Mr. Walsh said he expects the hospital will roll the bank notes over into new notes when the hospital building comes down to make way for the new facility. Construction is planned to begin late this year, if the money can be raised and if the building project clears all the necessary regulatory hurdles, including approval from the Martha's Vineyard Commission.
In 2006 net patient service revenue at the hospital was $41.7 million, up from $36 million the previous year. Gross patient service revenue, which includes inpatient, long-term care and outpatient services, was $78.2 million (before $36.5 million in contractual obligations). Outpatient services saw a huge jump, from $45.6 million in 2005 to $57.1 million this year.
Mr. Walsh said the growth in outpatient revenues represents the overall increase in volume that the hospital has seen in everything from lab and X-ray work to rehabilitation services.
A breakdown of operating expenses in the audit shows that the hospital bureaucracy also swelled this year, with administrative expenses up sharply from $6.5 million to $7.7 million, an increase of 18.5 per cent.

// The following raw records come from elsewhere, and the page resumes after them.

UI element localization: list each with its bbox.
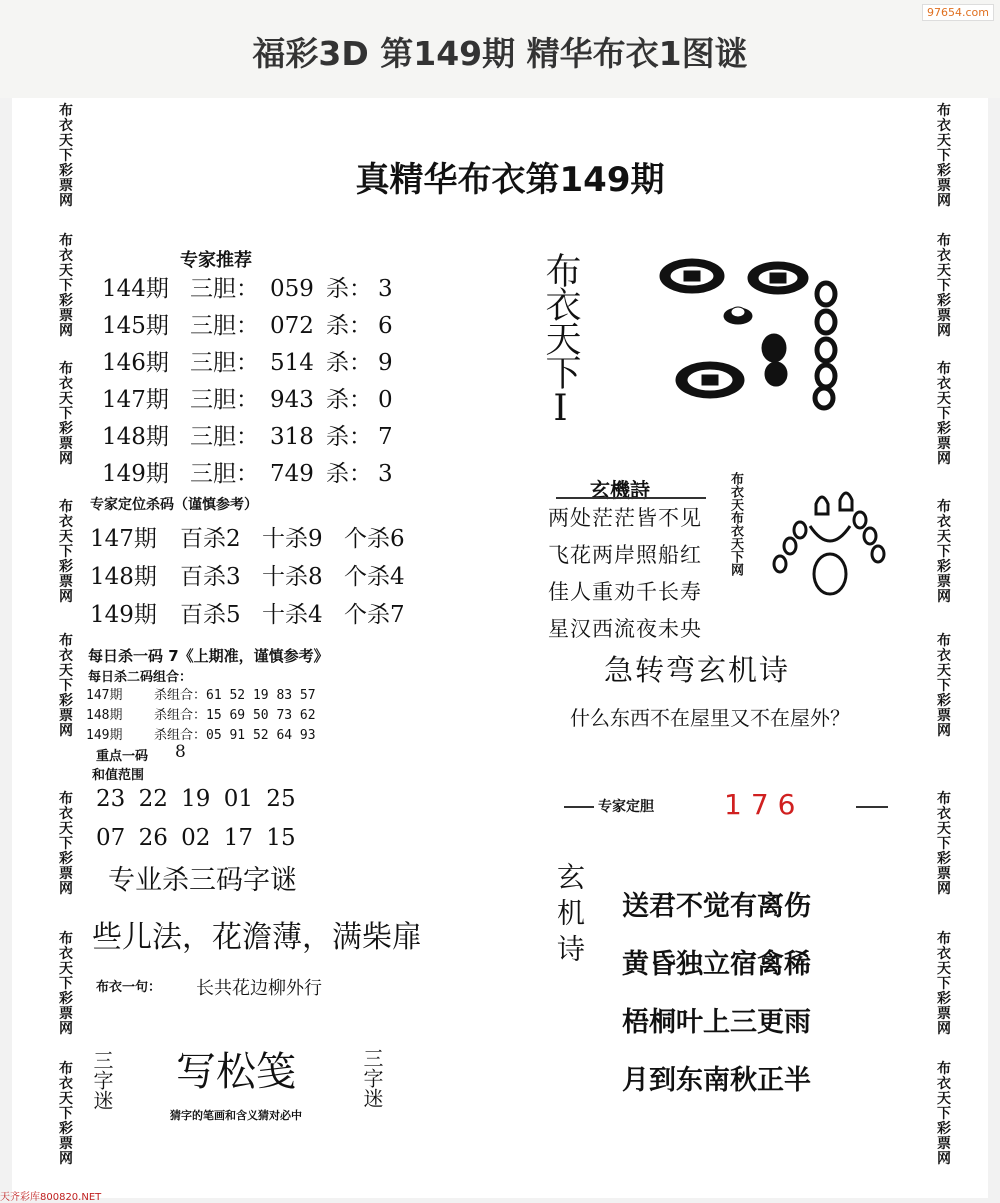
side-label-char: 衣 xyxy=(937,376,951,392)
expert-heading: 专家推荐 xyxy=(180,250,252,271)
riddle-text: 些儿法，花澹薄，满柴扉 xyxy=(92,920,422,955)
side-label-char: 天 xyxy=(937,529,951,545)
side-label-char: 票 xyxy=(937,574,951,590)
side-label-char: 天 xyxy=(937,821,951,837)
side-label-char: 彩 xyxy=(937,693,951,709)
side-label-char: 天 xyxy=(937,391,951,407)
side-label-char: 票 xyxy=(59,708,73,724)
sum-range-label: 和值范围 xyxy=(92,768,145,783)
side-label-char: 下 xyxy=(937,1106,951,1122)
poem-tag: 玄机诗 xyxy=(553,862,586,970)
side-label-char: 票 xyxy=(937,866,951,882)
side-label-char: 天 xyxy=(937,663,951,679)
side-label-char: 衣 xyxy=(937,118,951,134)
poem-line: 送君不觉有离伤 xyxy=(622,891,811,922)
side-label-char: 票 xyxy=(937,1136,951,1152)
side-label-char: 衣 xyxy=(59,946,73,962)
side-label-char: 天 xyxy=(59,263,73,279)
side-label xyxy=(55,104,77,209)
side-label-char: 天 xyxy=(937,133,951,149)
side-label-char: 衣 xyxy=(59,248,73,264)
side-label-char: 下 xyxy=(59,278,73,294)
side-label-char: 彩 xyxy=(59,991,73,1007)
side-label xyxy=(933,792,955,897)
side-label-char: 彩 xyxy=(59,421,73,437)
side-label-char: 布 xyxy=(937,931,951,947)
position-row: 148期 百杀3 十杀8 个杀4 xyxy=(90,564,405,590)
poem-line: 月到东南秋正半 xyxy=(622,1065,811,1096)
side-label-char: 天 xyxy=(59,529,73,545)
side-label-char: 网 xyxy=(59,1021,73,1037)
bead-icon xyxy=(794,522,806,538)
picture-vertical-text: 布衣天下I xyxy=(540,252,581,427)
coin-illustration xyxy=(650,248,850,418)
arc-icon xyxy=(810,526,850,541)
daily-kill-one: 每日杀一码 7《上期准，谨慎参考》 xyxy=(88,647,329,665)
figure-illustration xyxy=(770,486,900,606)
side-label-char: 彩 xyxy=(59,559,73,575)
position-kill-list xyxy=(90,520,405,634)
side-label-char: 票 xyxy=(59,574,73,590)
side-label-char: 彩 xyxy=(937,559,951,575)
turn-heading: 急转弯玄机诗 xyxy=(604,653,791,687)
side-label-char: 布 xyxy=(59,103,73,119)
side-label-char: 布 xyxy=(937,499,951,515)
side-label-char: 票 xyxy=(59,308,73,324)
side-label-char: 衣 xyxy=(59,376,73,392)
side-label-char: 天 xyxy=(59,133,73,149)
side-label-char: 网 xyxy=(59,881,73,897)
key-number-value: 8 xyxy=(175,742,186,762)
poem-line: 梧桐叶上三更雨 xyxy=(622,1007,811,1038)
side-label-char: 布 xyxy=(937,233,951,249)
side-label-char: 下 xyxy=(937,148,951,164)
bead-icon xyxy=(872,546,884,562)
side-label-char: 票 xyxy=(937,436,951,452)
flame-icon xyxy=(816,497,828,514)
urn-icon xyxy=(814,554,846,594)
side-label-char: 布 xyxy=(59,791,73,807)
side-label-char: 天 xyxy=(59,1091,73,1107)
sum-row-1: 23 22 19 01 25 xyxy=(96,786,296,812)
combo-row: 148期 杀组合：15 69 50 73 62 xyxy=(86,708,316,723)
xuanji-lines xyxy=(548,502,702,650)
coin-hole xyxy=(684,271,700,281)
riddle-heading: 专业杀三码字谜 xyxy=(108,865,297,896)
side-label-char: 网 xyxy=(937,589,951,605)
side-label-char: 布 xyxy=(937,103,951,119)
side-label-char: 布 xyxy=(59,1061,73,1077)
daily-combo-list xyxy=(86,684,316,744)
side-label-char: 彩 xyxy=(59,693,73,709)
side-label xyxy=(55,634,77,739)
side-label-char: 票 xyxy=(937,708,951,724)
side-label-char: 彩 xyxy=(937,851,951,867)
side-label-char: 下 xyxy=(937,406,951,422)
key-number-label: 重点一码 xyxy=(96,749,149,764)
side-label-char: 网 xyxy=(59,1151,73,1167)
xuanji-heading: 玄機詩 xyxy=(590,478,650,502)
xuanji-line: 两处茫茫皆不见 xyxy=(548,506,702,530)
position-row: 147期 百杀2 十杀9 个杀6 xyxy=(90,526,405,552)
side-label-char: 彩 xyxy=(937,421,951,437)
side-label-char: 衣 xyxy=(937,648,951,664)
side-label-char: 票 xyxy=(59,436,73,452)
xuanji-side-tag: 布衣天布衣天下网 xyxy=(728,472,743,576)
side-label-char: 衣 xyxy=(59,806,73,822)
side-label-char: 天 xyxy=(937,263,951,279)
xuanji-underline xyxy=(556,497,706,499)
bead-icon xyxy=(774,556,786,572)
buyi-text: 长共花边柳外行 xyxy=(196,978,322,999)
combo-row: 147期 杀组合：61 52 19 83 57 xyxy=(86,688,316,703)
side-label xyxy=(933,362,955,467)
black-stone-icon xyxy=(765,362,787,386)
expert-row: 149期 三胆： 749 杀： 3 xyxy=(102,461,393,487)
side-label xyxy=(55,932,77,1037)
ingot-inner xyxy=(731,307,745,317)
side-label-char: 下 xyxy=(937,678,951,694)
page-title: 福彩3D 第149期 精华布衣1图谜 xyxy=(252,34,748,73)
side-label-char: 下 xyxy=(937,836,951,852)
xuanji-line: 飞花两岸照船红 xyxy=(548,543,702,567)
side-label-char: 票 xyxy=(59,866,73,882)
riddle-center: 写松笺 xyxy=(176,1049,296,1095)
expert-row: 145期 三胆： 072 杀： 6 xyxy=(102,313,393,339)
site-watermark[interactable]: 97654.com xyxy=(922,4,994,21)
side-label xyxy=(933,500,955,605)
side-label-char: 衣 xyxy=(59,1076,73,1092)
side-label-char: 网 xyxy=(59,451,73,467)
poem-lines xyxy=(622,884,811,1116)
side-label-char: 彩 xyxy=(937,293,951,309)
side-label xyxy=(933,932,955,1037)
position-row: 149期 百杀5 十杀4 个杀7 xyxy=(90,602,405,628)
side-label-char: 天 xyxy=(59,663,73,679)
side-label xyxy=(55,792,77,897)
turn-question: 什么东西不在屋里又不在屋外？ xyxy=(570,706,850,730)
dan-value: 176 xyxy=(724,788,805,821)
side-label-char: 下 xyxy=(59,678,73,694)
side-label-char: 下 xyxy=(59,544,73,560)
side-label-char: 网 xyxy=(59,723,73,739)
side-label-char: 彩 xyxy=(59,293,73,309)
side-label xyxy=(933,104,955,209)
footer-link[interactable]: 天齐彩库800820.NET xyxy=(0,1192,102,1203)
flame-icon xyxy=(840,493,852,510)
expert-row: 147期 三胆： 943 杀： 0 xyxy=(102,387,393,413)
side-label xyxy=(933,234,955,339)
dan-rule-left xyxy=(564,806,594,808)
side-label-char: 衣 xyxy=(937,514,951,530)
ring-icon xyxy=(815,388,833,408)
side-label-char: 布 xyxy=(59,633,73,649)
ring-icon xyxy=(817,311,835,333)
side-label-char: 天 xyxy=(937,961,951,977)
side-label-char: 衣 xyxy=(59,648,73,664)
ring-icon xyxy=(817,339,835,361)
side-label-char: 下 xyxy=(937,544,951,560)
main-title: 真精华布衣第149期 xyxy=(355,160,665,200)
side-label-char: 天 xyxy=(59,821,73,837)
side-label-char: 网 xyxy=(937,881,951,897)
expert-list xyxy=(102,270,393,492)
side-label-char: 布 xyxy=(59,499,73,515)
side-label xyxy=(55,234,77,339)
expert-row: 148期 三胆： 318 杀： 7 xyxy=(102,424,393,450)
sum-row-2: 07 26 02 17 15 xyxy=(96,825,296,851)
side-label-char: 票 xyxy=(937,308,951,324)
side-label-char: 布 xyxy=(937,1061,951,1077)
coin-hole xyxy=(702,375,718,385)
side-label-char: 衣 xyxy=(937,806,951,822)
side-label-char: 彩 xyxy=(59,851,73,867)
bead-icon xyxy=(864,528,876,544)
side-label-char: 网 xyxy=(937,1151,951,1167)
side-label-char: 衣 xyxy=(59,118,73,134)
side-label-char: 布 xyxy=(59,233,73,249)
side-label-char: 下 xyxy=(937,976,951,992)
ring-icon xyxy=(817,365,835,387)
expert-row: 144期 三胆： 059 杀： 3 xyxy=(102,276,393,302)
side-label-char: 天 xyxy=(59,391,73,407)
side-label-char: 票 xyxy=(937,178,951,194)
side-label-char: 布 xyxy=(937,361,951,377)
side-label-char: 衣 xyxy=(937,248,951,264)
position-kill-heading: 专家定位杀码（谨慎参考） xyxy=(90,497,258,513)
side-label-char: 下 xyxy=(59,836,73,852)
side-label-char: 彩 xyxy=(937,163,951,179)
black-stone-icon xyxy=(762,334,786,362)
side-label-char: 网 xyxy=(937,193,951,209)
buyi-label: 布衣一句： xyxy=(96,980,162,995)
side-label-char: 网 xyxy=(59,323,73,339)
side-label-char: 彩 xyxy=(59,1121,73,1137)
side-label-char: 天 xyxy=(59,961,73,977)
coin-hole xyxy=(770,273,786,283)
xuanji-line: 星汉西流夜未央 xyxy=(548,617,702,641)
side-label-char: 布 xyxy=(937,633,951,649)
side-label-char: 票 xyxy=(937,1006,951,1022)
side-label-char: 下 xyxy=(59,406,73,422)
combo-row: 149期 杀组合：05 91 52 64 93 xyxy=(86,728,316,743)
side-label-char: 票 xyxy=(59,1136,73,1152)
xuanji-line: 佳人重劝千长寿 xyxy=(548,580,702,604)
side-label-char: 彩 xyxy=(937,991,951,1007)
side-label xyxy=(933,1062,955,1167)
side-label-char: 衣 xyxy=(937,1076,951,1092)
side-label-char: 网 xyxy=(59,193,73,209)
side-label-char: 布 xyxy=(59,361,73,377)
bead-icon xyxy=(854,512,866,528)
left-riddle-tag: 三字迷 xyxy=(90,1050,114,1110)
side-label-char: 下 xyxy=(59,1106,73,1122)
poem-line: 黄昏独立宿禽稀 xyxy=(622,949,811,980)
side-label xyxy=(933,634,955,739)
side-label-char: 网 xyxy=(59,589,73,605)
side-label-char: 票 xyxy=(59,1006,73,1022)
side-label xyxy=(55,500,77,605)
side-label-char: 布 xyxy=(937,791,951,807)
side-label-char: 布 xyxy=(59,931,73,947)
daily-kill-two-heading: 每日杀二码组合： xyxy=(88,670,193,685)
side-label xyxy=(55,362,77,467)
side-label-char: 下 xyxy=(59,976,73,992)
side-label-char: 天 xyxy=(937,1091,951,1107)
side-label-char: 票 xyxy=(59,178,73,194)
dan-label: 专家定胆 xyxy=(598,799,654,815)
bead-icon xyxy=(784,538,796,554)
dan-rule-right xyxy=(856,806,888,808)
right-riddle-tag: 三字迷 xyxy=(360,1048,384,1108)
side-label-char: 衣 xyxy=(937,946,951,962)
side-label-char: 网 xyxy=(937,323,951,339)
expert-row: 146期 三胆： 514 杀： 9 xyxy=(102,350,393,376)
side-label-char: 下 xyxy=(937,278,951,294)
side-label-char: 彩 xyxy=(59,163,73,179)
riddle-note: 猜字的笔画和含义猜对必中 xyxy=(170,1109,302,1122)
side-label xyxy=(55,1062,77,1167)
side-label-char: 彩 xyxy=(937,1121,951,1137)
side-label-char: 网 xyxy=(937,451,951,467)
side-label-char: 衣 xyxy=(59,514,73,530)
ring-icon xyxy=(817,283,835,305)
side-label-char: 网 xyxy=(937,723,951,739)
side-label-char: 下 xyxy=(59,148,73,164)
side-label-char: 网 xyxy=(937,1021,951,1037)
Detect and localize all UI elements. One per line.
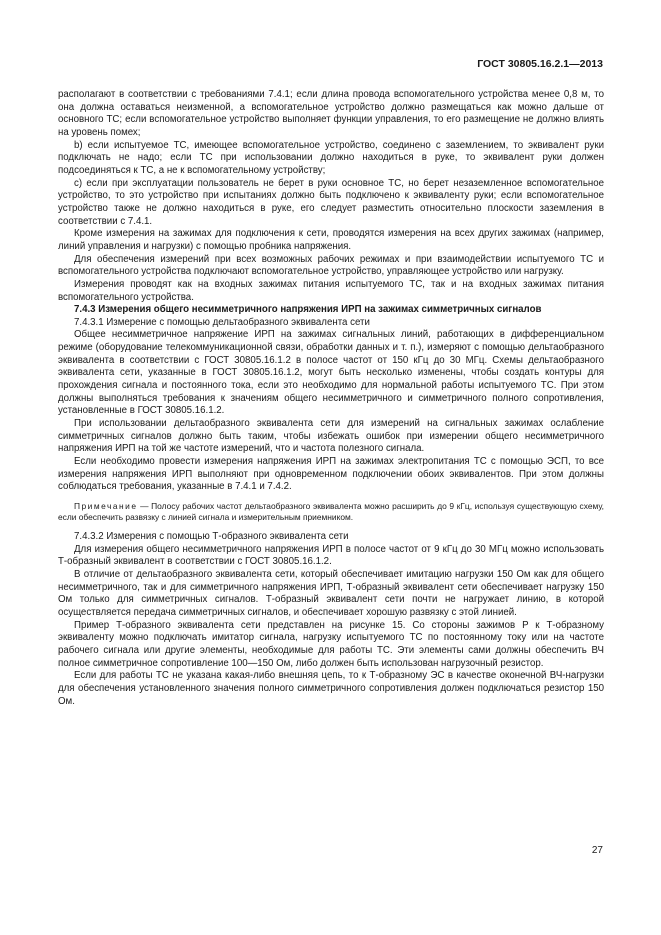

Mr. Walsh said the increased number includes recruitment and relocation expenses for five physicians; he said there were also some staffing increases in accounting and medical records that were volume-driven. Advertising costs for the capital campaign are also booked under general expenses, and utility costs went up, Mr. Walsh said.
Fund-raising expenses are also climbing, up 38 per cent from $431,571 in 2005 to $594,072 this year. Mr. Walsh said the fund-raising expense is modest considering the fact that the hospital is running the largest capital campaign in the history of the Island. "We don't have a consultant; we are doing it all in-house and I think that is pretty remarkable," he said.
In conclusion Mr. Walsh, who is the former chief financial officer at the hospital, said the financial picture is dramatically different from 10 years ago when the hospital and Windemere were both in a state of near-financial collapse after a previous board of trustees had invaded and spent endowment money, and an emergency board of trustees stepped in to turn around the crisis and save the hospital.
"Ten years ago it was everything bad . . . so it is striking that we are sitting here today with real strong financials and a load of business coming in the door. I think it shows that people have confidence in the hospital and a lot of the credit goes to [hospital board chairman] John Ferguson and the rest of the board," Mr. Walsh said.
Windemere, the affiliate, is operating at a bare break-even pace, posting an operating gain of just under $4,000 for its fiscal year.
"I think Windemere is going to be okay, but it's a really tough business," Mr. Walsh said. He said two of the three units at the nursing home are full with a waiting list; only the assisted living unit has open beds. A requirement by the state that a separate dining room be built for the residents of the Alzheimer's unit caused the temporary loss of two beds and a commensurate loss of revenue, Mr. Walsh said.
"Even two beds can make a difference," he said.